Lors de la confrontation, les magistrates cherchent d'abord à clarifier leurs relations financières. Le footballeur explique aider "volontairement" ses proches, mais avoir refusé, en septembre 2021, de donner sept millions d'euros à trois d'entre eux. Ces derniers démentent vigoureusement avoir quémandé une telle somme. "Je leur ai dit que c'était trop", poursuit Pogba, mais que "je pouvais les aider autrement et je leur ai passé du cash": entre 15.000 et 20.000 euros pour chacun.
Le footballeur explique aussi avoir pris "ses distances" avec ses amis, avant la séquestration. Un recul a priori non perçu par ses proches: un seul confirme qu'il "avait coupé les ponts". D'après une synthèse policière dont l'AFP a eu connaissance, rédigée avant la confrontation, les cinq constituent "une équipe criminelle (...) ayant pour objectif de soutirer 13 millions d'euros à Paul, lequel avait coupé les vivres en début d'année". Voulaient-ils profiter de la venue de Pogba en France pour "organiser une rencontre tous ensemble", demandent les juges? Tous assurent que non. Cette nuit-là, après un dîner chez l'un de ses camarades, Pogba raconte qu'un "grand frère" de son quartier, Roushdane K., lui a intimé de les suivre dans un autre appartement.
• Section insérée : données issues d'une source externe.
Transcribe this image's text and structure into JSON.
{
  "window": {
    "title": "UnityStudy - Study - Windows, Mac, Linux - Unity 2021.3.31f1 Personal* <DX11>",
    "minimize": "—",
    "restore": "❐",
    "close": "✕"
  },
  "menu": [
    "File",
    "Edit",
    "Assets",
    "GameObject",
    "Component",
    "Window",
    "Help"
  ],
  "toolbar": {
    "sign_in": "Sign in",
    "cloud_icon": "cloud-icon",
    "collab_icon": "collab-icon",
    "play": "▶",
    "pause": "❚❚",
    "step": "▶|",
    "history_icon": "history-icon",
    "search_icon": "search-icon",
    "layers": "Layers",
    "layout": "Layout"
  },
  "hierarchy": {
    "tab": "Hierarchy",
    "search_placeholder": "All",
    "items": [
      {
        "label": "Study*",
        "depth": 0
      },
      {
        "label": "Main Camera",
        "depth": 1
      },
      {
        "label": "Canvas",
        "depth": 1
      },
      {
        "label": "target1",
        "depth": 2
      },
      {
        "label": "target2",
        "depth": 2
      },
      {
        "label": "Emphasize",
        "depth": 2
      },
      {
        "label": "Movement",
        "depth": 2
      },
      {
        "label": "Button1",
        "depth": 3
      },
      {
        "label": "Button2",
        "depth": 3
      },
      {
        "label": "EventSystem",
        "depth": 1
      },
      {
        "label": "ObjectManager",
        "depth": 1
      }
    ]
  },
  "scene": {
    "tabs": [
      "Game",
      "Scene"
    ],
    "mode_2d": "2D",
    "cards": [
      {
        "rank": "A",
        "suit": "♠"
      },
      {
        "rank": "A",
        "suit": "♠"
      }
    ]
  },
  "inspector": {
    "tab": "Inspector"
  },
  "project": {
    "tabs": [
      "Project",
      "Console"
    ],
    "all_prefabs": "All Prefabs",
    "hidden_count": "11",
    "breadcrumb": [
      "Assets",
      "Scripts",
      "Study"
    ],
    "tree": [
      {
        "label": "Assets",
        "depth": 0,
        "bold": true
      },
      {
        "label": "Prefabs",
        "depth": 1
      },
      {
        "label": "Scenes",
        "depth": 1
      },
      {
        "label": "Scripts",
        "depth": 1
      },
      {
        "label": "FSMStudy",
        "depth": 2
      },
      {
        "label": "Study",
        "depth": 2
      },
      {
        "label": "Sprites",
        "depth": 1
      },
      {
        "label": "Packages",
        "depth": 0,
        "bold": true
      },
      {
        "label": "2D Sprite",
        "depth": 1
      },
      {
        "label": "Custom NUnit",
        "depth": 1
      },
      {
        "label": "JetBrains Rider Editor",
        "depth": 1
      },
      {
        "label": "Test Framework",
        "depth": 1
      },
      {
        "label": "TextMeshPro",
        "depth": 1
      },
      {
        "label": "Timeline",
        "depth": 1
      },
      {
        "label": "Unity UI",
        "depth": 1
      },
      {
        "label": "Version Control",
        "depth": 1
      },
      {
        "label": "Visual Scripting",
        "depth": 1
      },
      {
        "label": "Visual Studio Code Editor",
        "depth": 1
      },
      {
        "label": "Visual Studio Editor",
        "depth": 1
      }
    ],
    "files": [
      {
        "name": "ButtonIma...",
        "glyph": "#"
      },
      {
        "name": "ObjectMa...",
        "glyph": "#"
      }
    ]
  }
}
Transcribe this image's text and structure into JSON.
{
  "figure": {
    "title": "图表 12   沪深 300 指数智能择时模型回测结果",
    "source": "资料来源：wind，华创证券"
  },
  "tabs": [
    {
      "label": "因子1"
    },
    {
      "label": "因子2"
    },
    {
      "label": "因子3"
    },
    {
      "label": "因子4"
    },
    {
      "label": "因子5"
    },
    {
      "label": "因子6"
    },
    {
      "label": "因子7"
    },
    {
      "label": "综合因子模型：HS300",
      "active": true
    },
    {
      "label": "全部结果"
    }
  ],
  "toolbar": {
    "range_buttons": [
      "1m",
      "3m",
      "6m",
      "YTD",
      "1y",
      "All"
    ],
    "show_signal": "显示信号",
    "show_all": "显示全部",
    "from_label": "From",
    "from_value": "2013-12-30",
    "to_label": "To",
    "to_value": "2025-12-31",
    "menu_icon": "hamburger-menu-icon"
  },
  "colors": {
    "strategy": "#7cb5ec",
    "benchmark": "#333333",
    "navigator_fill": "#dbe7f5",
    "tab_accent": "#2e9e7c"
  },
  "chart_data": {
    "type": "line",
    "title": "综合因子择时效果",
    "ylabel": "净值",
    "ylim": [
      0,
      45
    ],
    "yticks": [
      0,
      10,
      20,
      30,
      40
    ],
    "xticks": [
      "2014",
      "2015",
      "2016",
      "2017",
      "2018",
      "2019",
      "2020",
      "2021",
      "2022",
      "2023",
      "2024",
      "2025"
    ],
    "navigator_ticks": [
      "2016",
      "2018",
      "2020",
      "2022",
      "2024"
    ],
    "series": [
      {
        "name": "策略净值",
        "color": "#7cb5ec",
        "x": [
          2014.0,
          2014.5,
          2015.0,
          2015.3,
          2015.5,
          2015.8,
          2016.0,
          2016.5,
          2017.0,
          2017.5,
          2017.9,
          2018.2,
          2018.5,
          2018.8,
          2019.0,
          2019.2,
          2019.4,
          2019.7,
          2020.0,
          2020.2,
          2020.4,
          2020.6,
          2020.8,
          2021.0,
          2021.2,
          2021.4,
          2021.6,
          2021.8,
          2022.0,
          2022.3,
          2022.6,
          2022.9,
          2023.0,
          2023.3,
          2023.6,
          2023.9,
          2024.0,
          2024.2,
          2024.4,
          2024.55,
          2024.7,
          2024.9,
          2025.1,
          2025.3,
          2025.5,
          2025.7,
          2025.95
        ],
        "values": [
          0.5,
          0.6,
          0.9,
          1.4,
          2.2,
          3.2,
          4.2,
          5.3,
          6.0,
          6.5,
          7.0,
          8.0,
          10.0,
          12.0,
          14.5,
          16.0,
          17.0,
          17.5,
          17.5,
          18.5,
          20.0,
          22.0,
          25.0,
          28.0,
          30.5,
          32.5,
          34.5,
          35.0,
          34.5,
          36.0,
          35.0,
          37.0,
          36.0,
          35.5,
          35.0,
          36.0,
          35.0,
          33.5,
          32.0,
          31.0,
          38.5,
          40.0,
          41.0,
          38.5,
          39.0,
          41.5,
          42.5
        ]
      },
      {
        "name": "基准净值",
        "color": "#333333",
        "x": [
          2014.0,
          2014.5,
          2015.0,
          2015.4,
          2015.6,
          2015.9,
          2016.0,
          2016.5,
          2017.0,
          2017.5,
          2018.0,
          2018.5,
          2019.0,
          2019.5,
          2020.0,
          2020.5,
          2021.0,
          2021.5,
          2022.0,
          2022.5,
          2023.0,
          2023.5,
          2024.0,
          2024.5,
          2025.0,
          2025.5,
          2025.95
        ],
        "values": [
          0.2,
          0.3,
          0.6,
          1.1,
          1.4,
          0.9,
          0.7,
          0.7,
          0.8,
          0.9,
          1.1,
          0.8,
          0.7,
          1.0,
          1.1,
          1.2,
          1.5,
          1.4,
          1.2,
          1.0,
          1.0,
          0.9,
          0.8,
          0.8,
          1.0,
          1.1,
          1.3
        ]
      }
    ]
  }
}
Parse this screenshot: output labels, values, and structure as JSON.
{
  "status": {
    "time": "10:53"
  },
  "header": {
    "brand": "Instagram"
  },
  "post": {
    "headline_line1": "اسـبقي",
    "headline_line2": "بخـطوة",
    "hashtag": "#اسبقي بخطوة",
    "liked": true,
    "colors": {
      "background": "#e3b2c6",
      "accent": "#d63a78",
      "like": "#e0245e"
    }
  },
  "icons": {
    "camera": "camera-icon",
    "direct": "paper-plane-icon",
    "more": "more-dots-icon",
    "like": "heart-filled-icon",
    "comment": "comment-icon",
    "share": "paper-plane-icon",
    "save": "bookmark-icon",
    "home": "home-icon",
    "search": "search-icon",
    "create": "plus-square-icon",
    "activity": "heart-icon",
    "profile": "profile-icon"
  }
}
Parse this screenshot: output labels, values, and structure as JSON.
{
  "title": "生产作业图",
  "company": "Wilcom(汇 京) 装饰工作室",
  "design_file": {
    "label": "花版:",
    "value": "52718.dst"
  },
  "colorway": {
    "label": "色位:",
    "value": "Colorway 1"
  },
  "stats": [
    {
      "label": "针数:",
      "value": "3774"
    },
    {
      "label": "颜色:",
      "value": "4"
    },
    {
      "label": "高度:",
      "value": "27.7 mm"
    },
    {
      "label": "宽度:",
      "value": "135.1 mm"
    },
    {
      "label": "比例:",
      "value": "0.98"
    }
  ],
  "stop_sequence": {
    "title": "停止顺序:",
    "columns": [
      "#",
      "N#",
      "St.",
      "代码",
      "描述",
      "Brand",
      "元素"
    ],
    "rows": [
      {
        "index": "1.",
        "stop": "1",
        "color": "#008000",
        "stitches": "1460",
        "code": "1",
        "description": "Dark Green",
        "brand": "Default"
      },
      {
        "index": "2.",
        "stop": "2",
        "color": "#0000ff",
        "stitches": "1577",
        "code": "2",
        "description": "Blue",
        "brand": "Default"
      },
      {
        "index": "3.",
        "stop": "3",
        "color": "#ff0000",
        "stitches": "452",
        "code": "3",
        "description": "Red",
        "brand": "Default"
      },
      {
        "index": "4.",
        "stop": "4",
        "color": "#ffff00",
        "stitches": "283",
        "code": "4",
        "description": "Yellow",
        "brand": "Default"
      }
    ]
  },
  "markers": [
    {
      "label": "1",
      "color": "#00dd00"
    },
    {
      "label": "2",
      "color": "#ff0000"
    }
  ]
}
Là, Pogba dit avoir été l'objet d'une salve de critiques de la part de ses proches, qui lui reprochaient de ne plus les soutenir assez financièrement. Puis Roushdane K. aurait demandé à certains de sortir. Seul lui et Adama C., un ami d'enfance de Paul, sont restés. Deux braqueurs, armés de fusils d'assaut, ont alors fait irruption dans le salon. Pogba avait notamment évoqué "des signes de connivence" entre Roushdane K. et ces braqueurs, lors de ses auditions. "En tous cas ils se parlaient", semble-t-il nuancer le 15 septembre.
Roushdane K. nie fermement avoir su quoi que ce soit des braqueurs. Une version qu'Adama C. confirme. Pourquoi alors Roushdane K. leur a-t-il assuré que Pogba paierait les 13 millions d'euros? "Pour ne pas que ça dégénère", estime Adama C, actuellement en détention provisoire. "Paul est très mal conseillé car ce n'est pas la première fois qu'on essaie de le retourner contre nous", considère Adama C. "Avez-vous revu les individus armés?", demandent les juges à Roushdane K. "J'ai vu des gens après, mais je ne peux pas vous dire si ce sont les mêmes. (...) C'est eux qui ont pris contact avec moi", affirme le suspect lui aussi en détention provisoire.